Remember the Affordable Care Act? The law that was supposed to lower the cost of health care by providing health insurance plans to the masses that were more affordable. That’s what we were promised, but the reality is that millions have seen their formally affordable premiums skyrocket, and now they’re also stuck with deductibles that are hard to swallow.
One man from New Jersey told the New York Times just how worthless his newly mandated plan has become.
“The deductible, $3,000 a year, makes it impossible to actually go to the doctor,” said David R. Reines, 60, of Jefferson Township, N.J., a former hardware salesman with chronic knee pain. “We have insurance, but can’t afford to use it.”

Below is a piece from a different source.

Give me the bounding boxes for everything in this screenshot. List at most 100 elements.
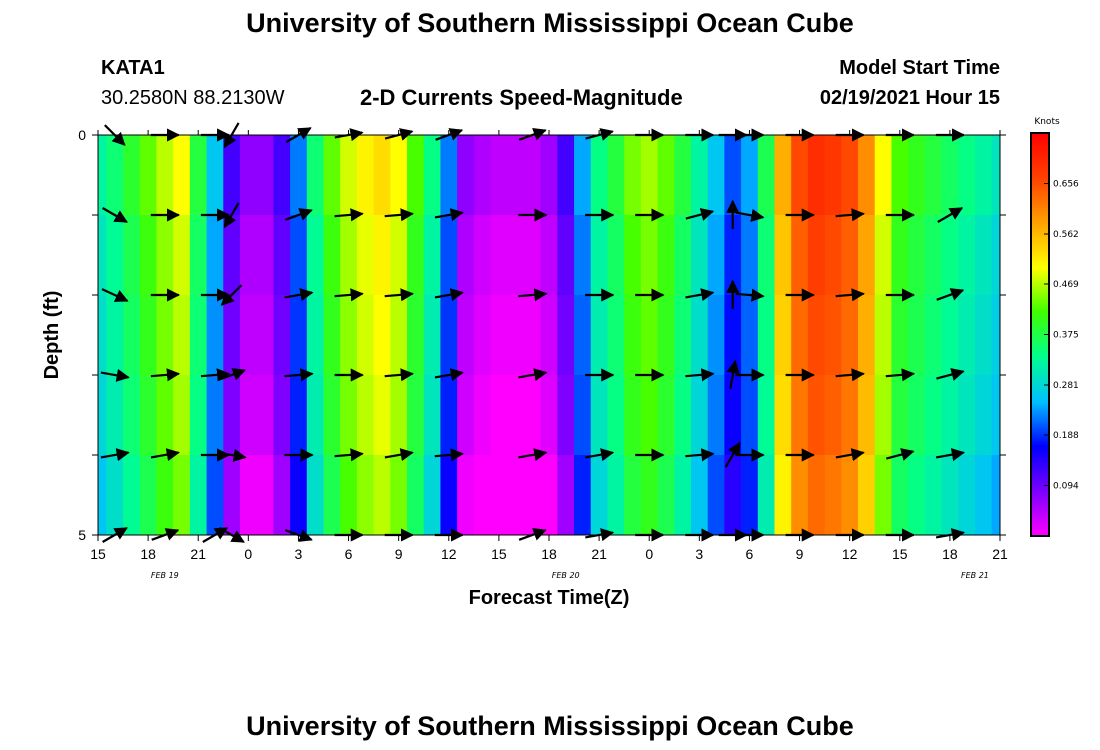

Deductibles in the thousands of dollars are not uncommon. In fact, “in many states, more than half the plans offered for sale through HealthCare.gov, the federal online marketplace, have a deductible of $3,000 or more.” Once you add in several hundred dollars per month for your plan premium, a rate that may or may not be lower than it used to be and add in a $3,000 or more deductible, the average individual could be paying over $5,000 out of pocket in a year before their “affordable” insurance kicks in. This is true for employer sponsored plans as well.
Just this past September, I wrote about the Kaiser Family Foundation study showing deductibles on employer sponsored plans rose by almost 9 percent; increasing nearly $5,000 per insured.
How many American families who need to get insurance via Obamacare have the ability to absorb more than $3,000 or $5,000 into their yearly budget? In this economy, with fairly stagnant wages, and millions of Americans leaving the labor force, it’s doubtful that’s an easy cost to absorb for low income earners or even the middle class.